Тот, кто первый вывел формулу «Любая реклама — хорошая реклама», явно работал в компании с раздутым штатом и не был обременен делами, вскоре решил Сэм. Газеты по-прежнему склоняли их имена, а они едва справлялись с потоком клиентом, точнее, тех, кто хотел стать их клиентом. По счастью, они сумели удержать в секрете точное местоположение салона, но все остальное стало достоянием общественности: имена, любимые кафе и рестораны, любимый сектор на стадионе или парк для прогулок с собаками. Все эти милые, случайные и не относящиеся к делу детали Мередит выдала в беседе с Джейсоном Петерманом. И вот теперь их узнавали повсюду: подходили к ним в баре, отрывая от кружки пива, и приставали на улице, когда они убирали в пакетик собачьи какашки. Некоторые из преследователей вторили репортерам: «Как вы можете играть чувствами людей? Кто дал вам право говорить за мертвых? Вы наступаете на пятки Иисусу!» Но большинство робко клало руку на запястье Сэма или плечо Мередит и шептало им на ухо те самые слова, что произнес Эдуардо Антигуа, первый раз придя в салон: «Говорят, у вас есть услуга». Желающих воспользоваться ею было полно.
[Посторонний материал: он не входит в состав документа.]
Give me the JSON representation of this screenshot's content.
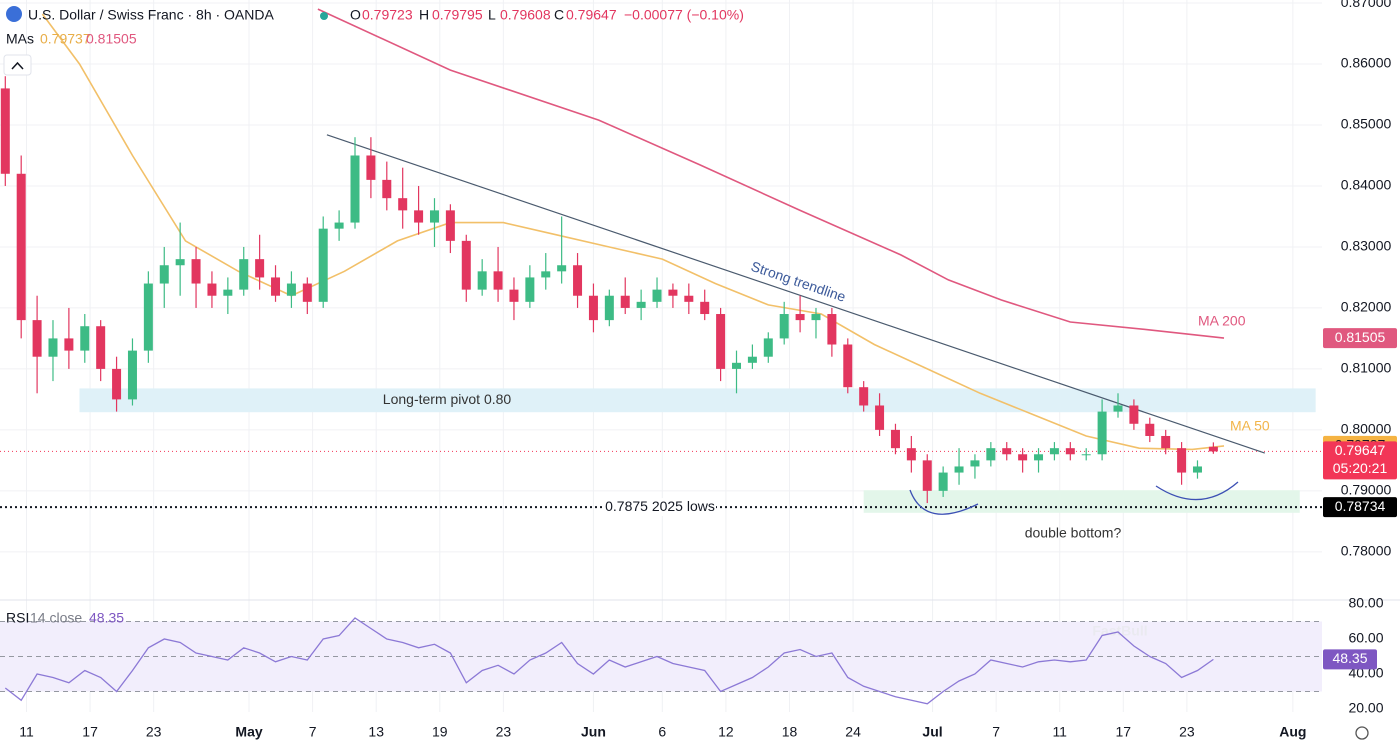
{
  "header": {
    "symbol": "U.S. Dollar / Swiss Franc · 8h · OANDA",
    "o": "O",
    "h": "H",
    "l": "L",
    "c": "C",
    "change": "−0.00077 (−0.10%)",
    "mas": "MAs"
  },
  "chart_data": {
    "type": "candlestick",
    "x": [
      -4,
      -1,
      2,
      5,
      8,
      11,
      14,
      17,
      20,
      23,
      26,
      29,
      32,
      35,
      38,
      41,
      44,
      47,
      50,
      53,
      56,
      59,
      62,
      65,
      68,
      71,
      74,
      77,
      80,
      83,
      86,
      89,
      92,
      95,
      98,
      101,
      104,
      107,
      110,
      113,
      116,
      119,
      122,
      125,
      128,
      131,
      134,
      137,
      140,
      143,
      146,
      149,
      152,
      155,
      158,
      161,
      164,
      167,
      170,
      173,
      176,
      179,
      182,
      185,
      188,
      191,
      194,
      197,
      200,
      203,
      206,
      209,
      212,
      215,
      218,
      221,
      224
    ],
    "open": [
      0.856,
      0.842,
      0.818,
      0.812,
      0.815,
      0.813,
      0.817,
      0.81,
      0.805,
      0.813,
      0.824,
      0.827,
      0.828,
      0.824,
      0.822,
      0.823,
      0.828,
      0.825,
      0.822,
      0.824,
      0.821,
      0.833,
      0.834,
      0.845,
      0.841,
      0.838,
      0.836,
      0.834,
      0.836,
      0.831,
      0.823,
      0.826,
      0.823,
      0.821,
      0.825,
      0.826,
      0.827,
      0.822,
      0.818,
      0.822,
      0.82,
      0.821,
      0.823,
      0.822,
      0.821,
      0.819,
      0.81,
      0.811,
      0.812,
      0.815,
      0.819,
      0.818,
      0.819,
      0.814,
      0.807,
      0.804,
      0.8,
      0.797,
      0.795,
      0.79,
      0.793,
      0.794,
      0.795,
      0.797,
      0.796,
      0.795,
      0.796,
      0.797,
      0.796,
      0.796,
      0.803,
      0.804,
      0.801,
      0.799,
      0.797,
      0.793,
      0.79723
    ],
    "high": [
      0.858,
      0.845,
      0.822,
      0.818,
      0.82,
      0.819,
      0.818,
      0.812,
      0.815,
      0.826,
      0.83,
      0.834,
      0.83,
      0.826,
      0.825,
      0.83,
      0.832,
      0.827,
      0.826,
      0.825,
      0.835,
      0.836,
      0.848,
      0.848,
      0.844,
      0.843,
      0.84,
      0.838,
      0.837,
      0.832,
      0.828,
      0.83,
      0.825,
      0.827,
      0.829,
      0.835,
      0.829,
      0.824,
      0.823,
      0.825,
      0.823,
      0.825,
      0.824,
      0.824,
      0.823,
      0.82,
      0.813,
      0.814,
      0.816,
      0.821,
      0.822,
      0.82,
      0.82,
      0.815,
      0.808,
      0.806,
      0.801,
      0.799,
      0.796,
      0.794,
      0.797,
      0.796,
      0.798,
      0.798,
      0.797,
      0.797,
      0.798,
      0.798,
      0.797,
      0.805,
      0.806,
      0.805,
      0.802,
      0.8,
      0.798,
      0.795,
      0.79795
    ],
    "low": [
      0.84,
      0.815,
      0.806,
      0.808,
      0.81,
      0.811,
      0.808,
      0.803,
      0.804,
      0.811,
      0.82,
      0.822,
      0.82,
      0.82,
      0.819,
      0.822,
      0.823,
      0.821,
      0.82,
      0.819,
      0.82,
      0.831,
      0.833,
      0.838,
      0.836,
      0.833,
      0.832,
      0.83,
      0.829,
      0.821,
      0.822,
      0.821,
      0.818,
      0.82,
      0.823,
      0.824,
      0.82,
      0.816,
      0.817,
      0.819,
      0.818,
      0.82,
      0.82,
      0.819,
      0.818,
      0.808,
      0.806,
      0.81,
      0.811,
      0.814,
      0.816,
      0.815,
      0.812,
      0.806,
      0.803,
      0.799,
      0.796,
      0.793,
      0.788,
      0.789,
      0.791,
      0.792,
      0.794,
      0.795,
      0.793,
      0.793,
      0.795,
      0.795,
      0.795,
      0.795,
      0.802,
      0.8,
      0.798,
      0.796,
      0.791,
      0.792,
      0.79608
    ],
    "close": [
      0.842,
      0.818,
      0.812,
      0.815,
      0.813,
      0.817,
      0.81,
      0.805,
      0.813,
      0.824,
      0.827,
      0.828,
      0.824,
      0.822,
      0.823,
      0.828,
      0.825,
      0.822,
      0.824,
      0.821,
      0.833,
      0.834,
      0.845,
      0.841,
      0.838,
      0.836,
      0.834,
      0.836,
      0.831,
      0.823,
      0.826,
      0.823,
      0.821,
      0.825,
      0.826,
      0.827,
      0.822,
      0.818,
      0.822,
      0.82,
      0.821,
      0.823,
      0.822,
      0.821,
      0.819,
      0.81,
      0.811,
      0.812,
      0.815,
      0.819,
      0.818,
      0.819,
      0.814,
      0.807,
      0.804,
      0.8,
      0.797,
      0.795,
      0.79,
      0.793,
      0.794,
      0.795,
      0.797,
      0.796,
      0.795,
      0.796,
      0.797,
      0.796,
      0.796,
      0.803,
      0.804,
      0.801,
      0.799,
      0.797,
      0.793,
      0.794,
      0.79647
    ],
    "up_color": "#3dbb85",
    "down_color": "#e2365f",
    "xlim": [
      -5,
      244.5
    ],
    "xticks": [
      {
        "value": 0,
        "label": "11"
      },
      {
        "value": 12,
        "label": "17"
      },
      {
        "value": 24,
        "label": "23"
      },
      {
        "value": 42,
        "label": "May"
      },
      {
        "value": 54,
        "label": "7"
      },
      {
        "value": 66,
        "label": "13"
      },
      {
        "value": 78,
        "label": "19"
      },
      {
        "value": 90,
        "label": "23"
      },
      {
        "value": 107,
        "label": "Jun"
      },
      {
        "value": 120,
        "label": "6"
      },
      {
        "value": 132,
        "label": "12"
      },
      {
        "value": 144,
        "label": "18"
      },
      {
        "value": 156,
        "label": "24"
      },
      {
        "value": 171,
        "label": "Jul"
      },
      {
        "value": 183,
        "label": "7"
      },
      {
        "value": 195,
        "label": "11"
      },
      {
        "value": 207,
        "label": "17"
      },
      {
        "value": 219,
        "label": "23"
      },
      {
        "value": 239,
        "label": "Aug"
      }
    ],
    "ylim": [
      0.7721,
      0.8705
    ],
    "yticks": [
      {
        "value": 0.78,
        "label": "0.78000"
      },
      {
        "value": 0.79,
        "label": "0.79000"
      },
      {
        "value": 0.8,
        "label": "0.80000"
      },
      {
        "value": 0.81,
        "label": "0.81000"
      },
      {
        "value": 0.82,
        "label": "0.82000"
      },
      {
        "value": 0.83,
        "label": "0.83000"
      },
      {
        "value": 0.84,
        "label": "0.84000"
      },
      {
        "value": 0.85,
        "label": "0.85000"
      },
      {
        "value": 0.86,
        "label": "0.86000"
      },
      {
        "value": 0.87,
        "label": "0.87000"
      }
    ],
    "grid": true,
    "ma_series": [
      {
        "name": "MA 50",
        "color": "#f2c069",
        "tag_color": "#f5b342",
        "x": [
          3,
          10,
          20,
          30,
          40,
          50,
          60,
          70,
          80,
          90,
          100,
          110,
          120,
          130,
          140,
          150,
          160,
          170,
          180,
          190,
          200,
          210,
          220,
          226
        ],
        "values": [
          0.8682,
          0.86,
          0.845,
          0.831,
          0.826,
          0.822,
          0.826,
          0.831,
          0.834,
          0.834,
          0.832,
          0.83,
          0.828,
          0.824,
          0.8205,
          0.819,
          0.814,
          0.81,
          0.806,
          0.8025,
          0.799,
          0.797,
          0.7968,
          0.79737
        ]
      },
      {
        "name": "MA 200",
        "color": "#e0587f",
        "tag_color": "#e0587f",
        "x": [
          55,
          80,
          108,
          127,
          146,
          165,
          174,
          184,
          197,
          212,
          226
        ],
        "values": [
          0.869,
          0.859,
          0.8508,
          0.8435,
          0.836,
          0.8287,
          0.8246,
          0.8213,
          0.8177,
          0.8164,
          0.81505
        ]
      }
    ],
    "close_tag_color": "#f23657",
    "countdown": "05:20:21",
    "zones": [
      {
        "label": "Long-term pivot 0.80",
        "color": "#dff1f8",
        "xlim": [
          10,
          243.3
        ],
        "ylim": [
          0.8029,
          0.8068
        ]
      },
      {
        "color": "#e3f6ea",
        "xlim": [
          158,
          240.3
        ],
        "ylim": [
          0.7864,
          0.7901
        ]
      }
    ],
    "trendline": {
      "label": "Strong trendline",
      "color": "#4a5a6e",
      "x": [
        56.7,
        233.7
      ],
      "y": [
        0.8484,
        0.7962
      ]
    },
    "lows_line": {
      "value": 0.78734,
      "label": "0.7875 2025 lows"
    },
    "annotation": "double bottom?",
    "rsi": {
      "title": "RSI",
      "params": "14 close",
      "color": "#8c79d6",
      "tag_color": "#7e57c2",
      "values": [
        32,
        25,
        40,
        38,
        35,
        42,
        38,
        30,
        42,
        55,
        60,
        58,
        52,
        50,
        48,
        55,
        52,
        47,
        50,
        48,
        60,
        62,
        72,
        66,
        60,
        58,
        55,
        57,
        52,
        35,
        42,
        45,
        40,
        48,
        52,
        58,
        46,
        40,
        48,
        44,
        47,
        50,
        46,
        44,
        42,
        30,
        34,
        38,
        44,
        52,
        54,
        50,
        52,
        38,
        33,
        30,
        27,
        25,
        23,
        30,
        36,
        40,
        48,
        46,
        44,
        47,
        48,
        47,
        48,
        62,
        64,
        56,
        50,
        46,
        38,
        42,
        48.35
      ],
      "ylim": [
        18.3,
        82.3
      ],
      "yticks": [
        {
          "value": 20,
          "label": "20.00"
        },
        {
          "value": 40,
          "label": "40.00"
        },
        {
          "value": 60,
          "label": "60.00"
        },
        {
          "value": 80,
          "label": "80.00"
        }
      ],
      "bands": [
        30,
        70
      ],
      "midline": 50
    },
    "watermark": "FastBull"
  }
}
— Душераздирающее количество людей теряет близких! — жаловался Сэм.

— Все теряют близких, — отвечала Мередит.

Скромный, со вкусом оформленный сайт их сервиса в Интернете ломился от заявок на регистрацию. Изначально, по настоянию Дэша, их страничка была сделана так, что найти ее мог только посвященный, но теперь конспирация не помогала: все знали, где их искать, поэтому им пришлось отменить регистрацию. Они еле успевали обслуживать хлынувших к ним клиентов.

Дэш волновался насчет подосланных репортеров-шпионов, о которых обмолвилась Кортни Харман-Хандлер, но Сэм считал, пусть приходят — в любом случае воспользоваться сервисом «Покойная почта» можно только по-настоящему. Если клиент не удовлетворяет требованию системы, довольно высокому — общаться с любимым человеком, — проекция не сработает. Вне зависимости от целей пришедшего — разнюхать про услугу или поговорить с ушедшим близким — буква Л в сокращении МЛЧ обязательно должна была обозначать «любовь», иначе ничего не получится. Дэш все равно не хотел, чтобы в салон проникли диверсанты, которые будут шпионить за настоящими клиентами и пытаться найти уязвимое место в программе. Что случается в салоне, остается в салоне. Иными словами, мертвые уносят секреты в могилу, открывая их разве что добропорядочным пользователям.

Далее последовал еще один звонок от Мариши Сент-Джеймс:

— Вашу компанию обвиняют в предоставлении особых привилегий.

— Мне казалось, нас обвиняли в том, что мы наживаемся на чужом горе? — удивилась Мередит.

— Да, — согласилась Мариша Сент-Джеймс, — но на горе состоятельных людей.

— Разве лучше было бы наживаться на страданиях бедняков?

— Лучше вообще не наживаться ни за чей счет, вы так не думаете?

— Мы этого и не делаем. Мы продаем услугу.

— Очень дорогую услугу.

— Не понимаю, в чем проблема. Спрос на услугу велик. Мы подняли цену, чтобы ограничить количество клиентов и таким образом сохранить высокий уровень предоставляемого сервиса. У нас достаточно обширная статья расходов. Используемое программное обеспечение невероятно сложное и не имеет аналогов. На его разработку, усовершенствование и поддержку ушло и до сих пор уходит много сил и средств.

— Раньше все были равны перед лицом смерти, — продолжила Мариша Сент-Джеймс, — а теперь скорбь стала уделом неимущих. Богачи имеют возможность сохранить своих близких навсегда.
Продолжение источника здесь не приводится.